Starring: Robert De Niro, Anne Hathaway
Released: 2nd October 2015
At 72 Robert De Niro is just about starting to slow down in terms of the number of films he is making each year. In fact The Intern is only his second film in almost two years. To me that suggests that the films he does choose to appear in will have been more closely scrutinised and hopefully be chosen due to their potential to be great films rather than a quick cash injection for the Robert De Niro retirement fund should he ever do such an unfair thing as retire! (Ahem! Little Fockers…)
Nonetheless combining De Niro with Academy Award-winner and the perpetually likeable Anne Hathaway seemed a great call by the equally chooses writer/director Nancy Meyers, who having directed just six films since 1998’s The Parent Trap, is also seemingly conscious in terms of which films she puts her name to. It’s worked too, with her reputation for writing and directing her own films leading to hits such as The Holiday, Something’s Gotta Give and What Women Want. If nothing else she’s certainly capable of handling the big name actors and actresses she uses in her films with an array of talent that would form one of the most desirable and interesting dinner parties you could possibly imagine. The likes of Jack Black, Mel Gibson, Jack Nicholson and Kate Winslet to name a few!
All of this certainly seemed impressive on paper and prior to watching The Intern I was certainly intrigued – not something that happened when I first heard of the films concept – brushing it aside as another run of the mill ‘date-night’ movie that have become a staple of cinema in recent years thanks to their reliable box office pulling power and strong return versus the relatively low budget it can take to make them. Alas I digress…we’re here for a review right!?
The Intern follows retiree and widower, Ben (De Niro), who following the death of his wife has become bored with the life he now leads. Ben applies and is accepted into a ‘Senior Intern’ programme ran by a fashion start-up company ran by its founder Jules (Hathaway) determined to throw himself back into the world of work, Ben sets about proving to the reluctant and ever-busy Jules he is far more of a help than hindrance.
From the offset The Intern allows De Niro to prove he is a great actor, which was unexpected as often that may become lost in a film such as this that could have focuses on the slapstick element of a retiree returning to a new modern world of work. Instead Bens dedication and old-school mentality is the perfect compliment to the almost perpetual motion that is Jules’ life. De Niro almost feels like the old guy in UP! but in real life – you can’t help but absolutely fall in love with Ben’s persona – it’s relatable to almost any age group as one can see shades of their own fathers or grandfathers in Ben. Hathaway’s character Jules is almost a carbon copy of Ben only forty years or so younger – even if she doesn’t know it. She’s determined to maintain the quality of the company she started from scratch before it grew into a much bigger enterprise than she could have imagined.

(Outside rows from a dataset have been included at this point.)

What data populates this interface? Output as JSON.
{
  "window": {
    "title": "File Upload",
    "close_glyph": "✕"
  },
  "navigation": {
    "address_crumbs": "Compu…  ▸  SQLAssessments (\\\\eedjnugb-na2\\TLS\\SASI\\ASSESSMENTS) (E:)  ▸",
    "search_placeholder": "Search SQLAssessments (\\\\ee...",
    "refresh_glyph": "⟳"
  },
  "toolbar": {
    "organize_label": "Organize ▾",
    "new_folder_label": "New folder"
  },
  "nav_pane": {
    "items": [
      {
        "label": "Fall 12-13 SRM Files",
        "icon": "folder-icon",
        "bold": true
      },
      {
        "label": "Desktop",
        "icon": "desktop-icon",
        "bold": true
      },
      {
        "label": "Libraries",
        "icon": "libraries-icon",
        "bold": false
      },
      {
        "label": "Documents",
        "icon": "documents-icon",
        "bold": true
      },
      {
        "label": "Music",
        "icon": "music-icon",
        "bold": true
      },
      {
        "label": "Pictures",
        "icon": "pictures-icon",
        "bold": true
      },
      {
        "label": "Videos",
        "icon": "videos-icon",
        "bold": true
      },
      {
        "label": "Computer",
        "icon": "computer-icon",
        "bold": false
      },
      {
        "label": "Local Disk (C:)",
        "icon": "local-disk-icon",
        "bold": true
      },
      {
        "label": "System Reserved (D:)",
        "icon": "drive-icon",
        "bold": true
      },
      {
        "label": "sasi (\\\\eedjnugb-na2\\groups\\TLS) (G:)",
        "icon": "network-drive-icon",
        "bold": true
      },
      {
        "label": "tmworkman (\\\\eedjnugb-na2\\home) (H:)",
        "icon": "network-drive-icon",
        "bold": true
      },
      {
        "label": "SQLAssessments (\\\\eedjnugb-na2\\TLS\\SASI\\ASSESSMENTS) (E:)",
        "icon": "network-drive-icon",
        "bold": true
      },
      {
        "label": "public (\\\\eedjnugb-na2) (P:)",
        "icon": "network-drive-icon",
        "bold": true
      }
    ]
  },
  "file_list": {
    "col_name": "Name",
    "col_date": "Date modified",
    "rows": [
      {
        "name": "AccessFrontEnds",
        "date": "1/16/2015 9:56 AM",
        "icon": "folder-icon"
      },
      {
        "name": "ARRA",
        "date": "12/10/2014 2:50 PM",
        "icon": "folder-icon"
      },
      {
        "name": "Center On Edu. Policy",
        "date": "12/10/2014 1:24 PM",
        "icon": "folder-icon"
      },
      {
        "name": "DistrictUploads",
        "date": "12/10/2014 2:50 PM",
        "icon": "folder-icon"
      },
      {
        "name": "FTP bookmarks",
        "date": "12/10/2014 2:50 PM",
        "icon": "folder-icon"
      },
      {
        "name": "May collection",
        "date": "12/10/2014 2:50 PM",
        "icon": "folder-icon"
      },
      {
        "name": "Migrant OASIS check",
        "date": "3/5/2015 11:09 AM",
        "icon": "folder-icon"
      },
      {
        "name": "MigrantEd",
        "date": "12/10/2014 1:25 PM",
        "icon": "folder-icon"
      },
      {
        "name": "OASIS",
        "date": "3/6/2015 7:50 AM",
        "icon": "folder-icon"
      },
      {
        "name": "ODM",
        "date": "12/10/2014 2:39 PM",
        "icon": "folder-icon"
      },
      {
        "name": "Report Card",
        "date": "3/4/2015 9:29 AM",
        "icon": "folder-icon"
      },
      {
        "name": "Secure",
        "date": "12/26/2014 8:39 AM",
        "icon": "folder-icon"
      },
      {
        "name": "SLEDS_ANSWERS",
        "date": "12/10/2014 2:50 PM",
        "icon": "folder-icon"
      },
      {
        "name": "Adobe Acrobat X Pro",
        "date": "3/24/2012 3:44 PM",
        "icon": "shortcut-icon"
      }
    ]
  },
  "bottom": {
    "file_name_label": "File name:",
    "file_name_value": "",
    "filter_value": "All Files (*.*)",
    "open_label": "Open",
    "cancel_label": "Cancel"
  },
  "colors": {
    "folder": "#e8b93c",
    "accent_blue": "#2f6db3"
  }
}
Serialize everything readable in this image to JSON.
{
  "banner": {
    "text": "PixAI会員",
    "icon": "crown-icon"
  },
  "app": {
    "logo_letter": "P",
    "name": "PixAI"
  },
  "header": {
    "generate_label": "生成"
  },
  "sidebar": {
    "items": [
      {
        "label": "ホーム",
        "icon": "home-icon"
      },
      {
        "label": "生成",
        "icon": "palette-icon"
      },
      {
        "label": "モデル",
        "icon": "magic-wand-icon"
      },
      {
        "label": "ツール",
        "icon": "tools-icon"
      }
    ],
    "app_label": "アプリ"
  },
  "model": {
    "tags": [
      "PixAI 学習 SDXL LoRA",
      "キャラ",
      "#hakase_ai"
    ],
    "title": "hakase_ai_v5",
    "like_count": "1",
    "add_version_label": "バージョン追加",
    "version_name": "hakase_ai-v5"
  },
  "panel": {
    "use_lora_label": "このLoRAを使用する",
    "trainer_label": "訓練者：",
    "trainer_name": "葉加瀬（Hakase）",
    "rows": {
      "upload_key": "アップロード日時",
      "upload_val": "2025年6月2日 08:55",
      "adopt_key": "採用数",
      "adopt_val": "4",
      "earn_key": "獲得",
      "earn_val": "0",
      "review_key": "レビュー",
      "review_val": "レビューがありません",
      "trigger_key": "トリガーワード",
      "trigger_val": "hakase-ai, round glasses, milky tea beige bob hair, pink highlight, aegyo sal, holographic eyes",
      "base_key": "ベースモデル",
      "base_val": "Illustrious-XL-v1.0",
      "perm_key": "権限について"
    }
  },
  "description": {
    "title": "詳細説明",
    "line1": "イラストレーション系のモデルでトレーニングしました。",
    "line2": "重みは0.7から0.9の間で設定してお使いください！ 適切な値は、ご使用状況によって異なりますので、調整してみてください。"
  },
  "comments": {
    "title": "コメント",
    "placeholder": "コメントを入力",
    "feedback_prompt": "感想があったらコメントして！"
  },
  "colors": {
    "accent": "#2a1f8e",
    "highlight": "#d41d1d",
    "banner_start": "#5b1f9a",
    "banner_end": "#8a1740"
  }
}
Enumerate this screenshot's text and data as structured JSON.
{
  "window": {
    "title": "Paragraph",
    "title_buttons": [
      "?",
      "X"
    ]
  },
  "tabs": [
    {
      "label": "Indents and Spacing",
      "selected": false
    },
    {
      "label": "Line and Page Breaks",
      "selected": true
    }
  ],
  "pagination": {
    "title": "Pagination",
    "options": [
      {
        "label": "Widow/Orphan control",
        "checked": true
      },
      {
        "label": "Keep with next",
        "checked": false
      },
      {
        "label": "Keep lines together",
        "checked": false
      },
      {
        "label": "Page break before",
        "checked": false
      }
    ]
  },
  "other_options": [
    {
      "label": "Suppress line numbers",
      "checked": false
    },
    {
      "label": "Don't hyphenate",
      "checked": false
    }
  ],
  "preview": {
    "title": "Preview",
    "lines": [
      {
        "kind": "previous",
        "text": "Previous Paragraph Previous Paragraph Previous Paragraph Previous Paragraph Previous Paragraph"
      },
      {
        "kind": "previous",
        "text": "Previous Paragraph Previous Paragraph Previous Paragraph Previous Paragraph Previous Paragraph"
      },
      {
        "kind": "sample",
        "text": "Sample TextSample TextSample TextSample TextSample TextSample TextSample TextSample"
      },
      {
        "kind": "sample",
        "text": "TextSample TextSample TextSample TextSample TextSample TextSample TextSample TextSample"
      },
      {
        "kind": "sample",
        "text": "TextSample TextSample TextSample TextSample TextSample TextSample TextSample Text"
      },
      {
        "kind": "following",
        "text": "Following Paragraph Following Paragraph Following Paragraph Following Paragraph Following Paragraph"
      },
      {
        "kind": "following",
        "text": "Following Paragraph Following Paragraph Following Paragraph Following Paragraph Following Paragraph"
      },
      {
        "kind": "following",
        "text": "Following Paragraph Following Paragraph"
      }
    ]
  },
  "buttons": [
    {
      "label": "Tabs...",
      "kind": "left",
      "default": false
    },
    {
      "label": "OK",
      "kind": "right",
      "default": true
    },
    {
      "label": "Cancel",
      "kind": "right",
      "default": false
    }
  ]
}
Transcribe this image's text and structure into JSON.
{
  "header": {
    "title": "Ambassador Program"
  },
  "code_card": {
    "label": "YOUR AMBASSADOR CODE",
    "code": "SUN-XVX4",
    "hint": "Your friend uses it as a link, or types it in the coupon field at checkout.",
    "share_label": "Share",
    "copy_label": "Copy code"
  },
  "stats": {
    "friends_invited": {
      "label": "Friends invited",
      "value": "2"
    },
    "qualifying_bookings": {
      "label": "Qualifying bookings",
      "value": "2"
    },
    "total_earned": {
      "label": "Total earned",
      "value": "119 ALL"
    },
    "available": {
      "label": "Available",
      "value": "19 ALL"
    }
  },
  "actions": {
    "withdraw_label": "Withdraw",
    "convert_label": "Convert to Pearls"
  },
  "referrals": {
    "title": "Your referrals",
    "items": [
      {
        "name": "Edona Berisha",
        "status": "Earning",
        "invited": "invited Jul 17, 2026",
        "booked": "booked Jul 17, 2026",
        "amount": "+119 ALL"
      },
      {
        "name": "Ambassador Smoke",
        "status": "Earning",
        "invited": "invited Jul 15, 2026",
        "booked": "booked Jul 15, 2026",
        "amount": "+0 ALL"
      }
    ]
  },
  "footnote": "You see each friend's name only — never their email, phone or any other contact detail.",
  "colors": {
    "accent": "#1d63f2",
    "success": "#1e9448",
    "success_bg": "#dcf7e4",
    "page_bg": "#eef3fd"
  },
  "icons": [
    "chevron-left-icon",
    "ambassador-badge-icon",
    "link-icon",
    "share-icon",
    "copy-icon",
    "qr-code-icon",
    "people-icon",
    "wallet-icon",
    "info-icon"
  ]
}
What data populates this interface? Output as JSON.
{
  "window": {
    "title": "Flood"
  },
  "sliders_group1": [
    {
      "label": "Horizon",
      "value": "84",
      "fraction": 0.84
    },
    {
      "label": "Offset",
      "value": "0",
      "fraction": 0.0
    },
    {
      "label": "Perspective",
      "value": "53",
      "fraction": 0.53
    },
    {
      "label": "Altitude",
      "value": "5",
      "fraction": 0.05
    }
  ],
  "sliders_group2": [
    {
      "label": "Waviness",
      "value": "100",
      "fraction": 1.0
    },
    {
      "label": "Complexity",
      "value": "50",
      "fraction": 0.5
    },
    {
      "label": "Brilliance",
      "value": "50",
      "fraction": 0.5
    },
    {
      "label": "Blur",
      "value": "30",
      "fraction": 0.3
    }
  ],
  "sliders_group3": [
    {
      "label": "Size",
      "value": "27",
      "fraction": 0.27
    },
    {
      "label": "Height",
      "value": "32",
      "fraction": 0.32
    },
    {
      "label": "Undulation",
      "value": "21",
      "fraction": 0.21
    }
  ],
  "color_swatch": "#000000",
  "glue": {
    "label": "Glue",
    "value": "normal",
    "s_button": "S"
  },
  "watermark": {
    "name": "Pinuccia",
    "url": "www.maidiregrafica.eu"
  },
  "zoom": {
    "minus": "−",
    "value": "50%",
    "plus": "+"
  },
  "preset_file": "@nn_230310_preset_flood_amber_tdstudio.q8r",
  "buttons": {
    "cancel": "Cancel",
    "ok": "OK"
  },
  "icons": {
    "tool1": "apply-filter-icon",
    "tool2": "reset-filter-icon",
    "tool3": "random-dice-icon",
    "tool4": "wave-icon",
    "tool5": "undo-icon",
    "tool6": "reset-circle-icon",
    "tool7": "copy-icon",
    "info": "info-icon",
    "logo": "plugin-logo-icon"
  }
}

The scenarios thrown up by the film are grounded in reality and aren’t too wacky or over the top that they focus on gaining cheap laughs from the audience – instead we grow to like the characters even those that aren’t at the forefront, with the supporting cast proving more than just plot fodder.
The interactions between Ben and Jules also reflect a real relationship and one that doesn’t become a father-daughter relationship that we might have expected. Instead a friendship based on a mutual respect for each other grows and this is perhaps the most telling aspect of the film as it certainly might not have worked had the writing and directing of Meyers not allowed it to grow as it does.
The Intern does run a little long at just over two hours you start to feel it’s gone on for quite a while as the final third begins to draw to a close. It’s strange though as looking back I couldn’t pinpoint any major time consuming moments that could have been cut, but perhaps the film would have benefited from more stringent editing.